Peut-être que Dieu existe, finalement, se dit le romancier pétri de trouille. Se considérant comme athée, il remercia et supplia n’importe quelle divinité de lui venir en aide, de faire tenir le verrou.

Puis les chocs cessèrent. Les pas s’éloignèrent de la porte et se dirigèrent vers la fenêtre. La pénombre s’accentua, coula à l’intérieur du chalet comme une marée noire.

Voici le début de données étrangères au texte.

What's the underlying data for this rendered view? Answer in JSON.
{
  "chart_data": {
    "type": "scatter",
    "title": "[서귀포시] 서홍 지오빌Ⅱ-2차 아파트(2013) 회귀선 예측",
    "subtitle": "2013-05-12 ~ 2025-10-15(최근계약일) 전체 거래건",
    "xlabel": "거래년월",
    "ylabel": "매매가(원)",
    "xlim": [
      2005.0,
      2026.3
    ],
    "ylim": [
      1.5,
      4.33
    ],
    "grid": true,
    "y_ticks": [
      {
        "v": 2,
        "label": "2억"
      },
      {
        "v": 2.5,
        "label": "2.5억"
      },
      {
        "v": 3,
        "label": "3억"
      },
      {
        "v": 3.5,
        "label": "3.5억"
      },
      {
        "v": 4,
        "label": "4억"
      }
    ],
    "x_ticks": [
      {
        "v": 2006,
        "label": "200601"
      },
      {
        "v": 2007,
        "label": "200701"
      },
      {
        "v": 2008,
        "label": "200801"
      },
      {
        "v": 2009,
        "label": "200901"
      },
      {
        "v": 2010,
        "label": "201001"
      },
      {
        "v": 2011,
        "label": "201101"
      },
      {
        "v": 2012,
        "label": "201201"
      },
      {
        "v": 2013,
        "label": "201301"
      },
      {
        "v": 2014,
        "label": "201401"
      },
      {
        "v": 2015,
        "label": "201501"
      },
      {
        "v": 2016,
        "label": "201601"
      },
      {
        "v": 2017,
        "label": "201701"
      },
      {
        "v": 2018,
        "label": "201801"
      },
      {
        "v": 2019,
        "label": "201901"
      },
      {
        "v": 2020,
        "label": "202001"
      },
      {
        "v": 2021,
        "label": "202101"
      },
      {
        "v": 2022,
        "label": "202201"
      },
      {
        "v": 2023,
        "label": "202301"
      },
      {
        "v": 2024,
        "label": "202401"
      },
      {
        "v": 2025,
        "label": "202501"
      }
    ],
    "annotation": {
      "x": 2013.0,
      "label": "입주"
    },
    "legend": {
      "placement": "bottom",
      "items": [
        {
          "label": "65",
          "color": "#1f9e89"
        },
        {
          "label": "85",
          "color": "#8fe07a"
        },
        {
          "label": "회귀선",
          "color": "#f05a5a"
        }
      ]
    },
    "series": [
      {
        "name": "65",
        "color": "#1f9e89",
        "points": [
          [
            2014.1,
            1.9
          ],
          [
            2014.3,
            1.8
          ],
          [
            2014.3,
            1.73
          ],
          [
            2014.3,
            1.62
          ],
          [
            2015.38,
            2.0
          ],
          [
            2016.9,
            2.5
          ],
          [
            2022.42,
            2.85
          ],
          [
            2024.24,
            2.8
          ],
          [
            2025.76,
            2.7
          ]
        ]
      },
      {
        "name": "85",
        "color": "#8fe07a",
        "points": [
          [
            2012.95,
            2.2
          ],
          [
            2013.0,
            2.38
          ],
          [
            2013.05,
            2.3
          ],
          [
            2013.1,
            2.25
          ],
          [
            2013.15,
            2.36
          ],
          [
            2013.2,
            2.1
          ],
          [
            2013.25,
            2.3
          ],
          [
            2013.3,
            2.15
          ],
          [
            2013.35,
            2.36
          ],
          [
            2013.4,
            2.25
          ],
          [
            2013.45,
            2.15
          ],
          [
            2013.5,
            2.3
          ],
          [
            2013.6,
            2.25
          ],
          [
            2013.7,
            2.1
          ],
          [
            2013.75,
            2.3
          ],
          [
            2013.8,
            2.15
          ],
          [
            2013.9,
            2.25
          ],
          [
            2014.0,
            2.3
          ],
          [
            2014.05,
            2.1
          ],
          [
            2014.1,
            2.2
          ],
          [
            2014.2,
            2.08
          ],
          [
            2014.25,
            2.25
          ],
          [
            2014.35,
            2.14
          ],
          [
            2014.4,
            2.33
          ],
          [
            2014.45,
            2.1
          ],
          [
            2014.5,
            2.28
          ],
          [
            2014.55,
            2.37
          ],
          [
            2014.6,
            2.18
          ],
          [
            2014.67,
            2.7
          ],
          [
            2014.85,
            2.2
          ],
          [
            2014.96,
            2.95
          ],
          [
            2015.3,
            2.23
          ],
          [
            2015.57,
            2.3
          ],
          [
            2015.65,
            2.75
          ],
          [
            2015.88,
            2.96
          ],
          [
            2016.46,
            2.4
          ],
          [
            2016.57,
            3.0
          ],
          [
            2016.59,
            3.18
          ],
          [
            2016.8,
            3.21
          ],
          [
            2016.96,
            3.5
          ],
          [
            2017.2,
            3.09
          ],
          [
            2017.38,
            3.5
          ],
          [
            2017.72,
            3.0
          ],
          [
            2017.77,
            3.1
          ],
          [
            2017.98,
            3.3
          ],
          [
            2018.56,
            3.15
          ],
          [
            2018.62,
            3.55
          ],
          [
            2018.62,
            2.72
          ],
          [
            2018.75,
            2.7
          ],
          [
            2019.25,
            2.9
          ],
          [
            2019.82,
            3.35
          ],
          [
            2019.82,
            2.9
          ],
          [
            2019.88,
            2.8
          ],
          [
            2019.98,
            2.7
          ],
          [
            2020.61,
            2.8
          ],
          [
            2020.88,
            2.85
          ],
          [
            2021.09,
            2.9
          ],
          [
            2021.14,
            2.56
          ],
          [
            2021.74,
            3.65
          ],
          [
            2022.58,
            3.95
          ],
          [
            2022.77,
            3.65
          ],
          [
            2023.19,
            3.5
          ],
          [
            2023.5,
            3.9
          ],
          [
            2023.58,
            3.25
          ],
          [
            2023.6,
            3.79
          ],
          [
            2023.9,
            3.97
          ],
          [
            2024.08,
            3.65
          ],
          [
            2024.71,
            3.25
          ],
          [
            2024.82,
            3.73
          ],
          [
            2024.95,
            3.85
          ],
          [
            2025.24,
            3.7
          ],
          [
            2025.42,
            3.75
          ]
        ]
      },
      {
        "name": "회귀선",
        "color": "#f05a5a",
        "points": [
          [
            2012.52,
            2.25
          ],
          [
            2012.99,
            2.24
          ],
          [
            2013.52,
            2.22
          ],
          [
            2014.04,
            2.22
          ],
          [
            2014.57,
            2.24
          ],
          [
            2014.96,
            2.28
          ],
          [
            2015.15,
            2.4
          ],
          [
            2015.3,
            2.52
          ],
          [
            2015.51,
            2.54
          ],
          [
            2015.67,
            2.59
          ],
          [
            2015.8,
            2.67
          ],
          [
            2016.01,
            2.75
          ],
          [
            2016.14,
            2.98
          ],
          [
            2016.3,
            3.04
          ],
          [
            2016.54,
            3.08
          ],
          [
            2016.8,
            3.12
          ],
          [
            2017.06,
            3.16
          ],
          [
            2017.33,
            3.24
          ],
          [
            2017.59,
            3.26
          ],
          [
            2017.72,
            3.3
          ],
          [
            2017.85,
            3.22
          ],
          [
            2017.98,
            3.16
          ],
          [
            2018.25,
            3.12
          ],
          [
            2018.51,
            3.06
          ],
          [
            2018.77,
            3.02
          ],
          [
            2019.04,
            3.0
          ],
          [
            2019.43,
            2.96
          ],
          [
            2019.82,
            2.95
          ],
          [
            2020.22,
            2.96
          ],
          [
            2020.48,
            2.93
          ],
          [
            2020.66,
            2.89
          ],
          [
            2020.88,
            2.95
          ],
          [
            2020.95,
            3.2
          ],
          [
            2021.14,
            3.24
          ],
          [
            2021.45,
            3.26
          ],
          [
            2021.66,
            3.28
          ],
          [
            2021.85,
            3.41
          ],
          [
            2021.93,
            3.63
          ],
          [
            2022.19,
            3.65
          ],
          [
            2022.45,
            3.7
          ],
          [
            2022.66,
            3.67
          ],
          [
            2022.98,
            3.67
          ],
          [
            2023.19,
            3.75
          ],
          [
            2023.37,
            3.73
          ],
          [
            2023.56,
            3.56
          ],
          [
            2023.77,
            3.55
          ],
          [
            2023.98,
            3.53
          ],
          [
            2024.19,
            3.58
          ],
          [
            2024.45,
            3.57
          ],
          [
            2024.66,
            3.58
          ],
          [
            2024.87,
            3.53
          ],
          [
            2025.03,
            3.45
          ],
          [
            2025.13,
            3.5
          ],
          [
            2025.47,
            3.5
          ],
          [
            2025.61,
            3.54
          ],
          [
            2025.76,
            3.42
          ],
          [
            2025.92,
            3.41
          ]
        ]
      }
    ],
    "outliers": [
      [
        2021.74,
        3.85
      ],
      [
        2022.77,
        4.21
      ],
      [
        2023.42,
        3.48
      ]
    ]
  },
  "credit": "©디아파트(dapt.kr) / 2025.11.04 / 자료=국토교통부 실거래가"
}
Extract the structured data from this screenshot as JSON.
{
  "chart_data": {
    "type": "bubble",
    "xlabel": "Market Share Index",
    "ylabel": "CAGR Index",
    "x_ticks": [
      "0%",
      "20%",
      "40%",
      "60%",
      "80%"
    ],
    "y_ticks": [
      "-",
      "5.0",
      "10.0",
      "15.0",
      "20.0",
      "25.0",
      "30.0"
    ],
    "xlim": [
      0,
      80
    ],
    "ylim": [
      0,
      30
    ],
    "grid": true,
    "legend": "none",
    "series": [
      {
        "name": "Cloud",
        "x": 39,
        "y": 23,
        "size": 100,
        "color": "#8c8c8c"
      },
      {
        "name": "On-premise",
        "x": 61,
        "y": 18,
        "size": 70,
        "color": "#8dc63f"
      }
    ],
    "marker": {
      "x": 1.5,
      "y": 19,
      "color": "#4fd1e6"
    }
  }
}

De nouveaux coups heurtèrent le volet, qui heureusement résista. Charles sentit un liquide chaud perler sur ses lèvres, un goût métallique : ses dents avaient foré la chair jusqu’au sang.

Un souffle rauque pulsait à l’extérieur, et Charles plaqua ses mains baguées contre ses oreilles pour réduire ce bruit qui se distillait dans ses cellules comme un virus. Les genoux ramenés contre le torse, il se balançait d’avant en arrière tel un métronome humain. Ou un psychotique.

Les pas effectuèrent des va-et-vient – la peur succédait à l’espoir à chaque retour en arrière –, puis, au bout de quelques minutes supplémentaires insoutenables, ils finirent par s’éloigner. Les marches de la terrasse couinèrent une dernière fois et ce fut le silence.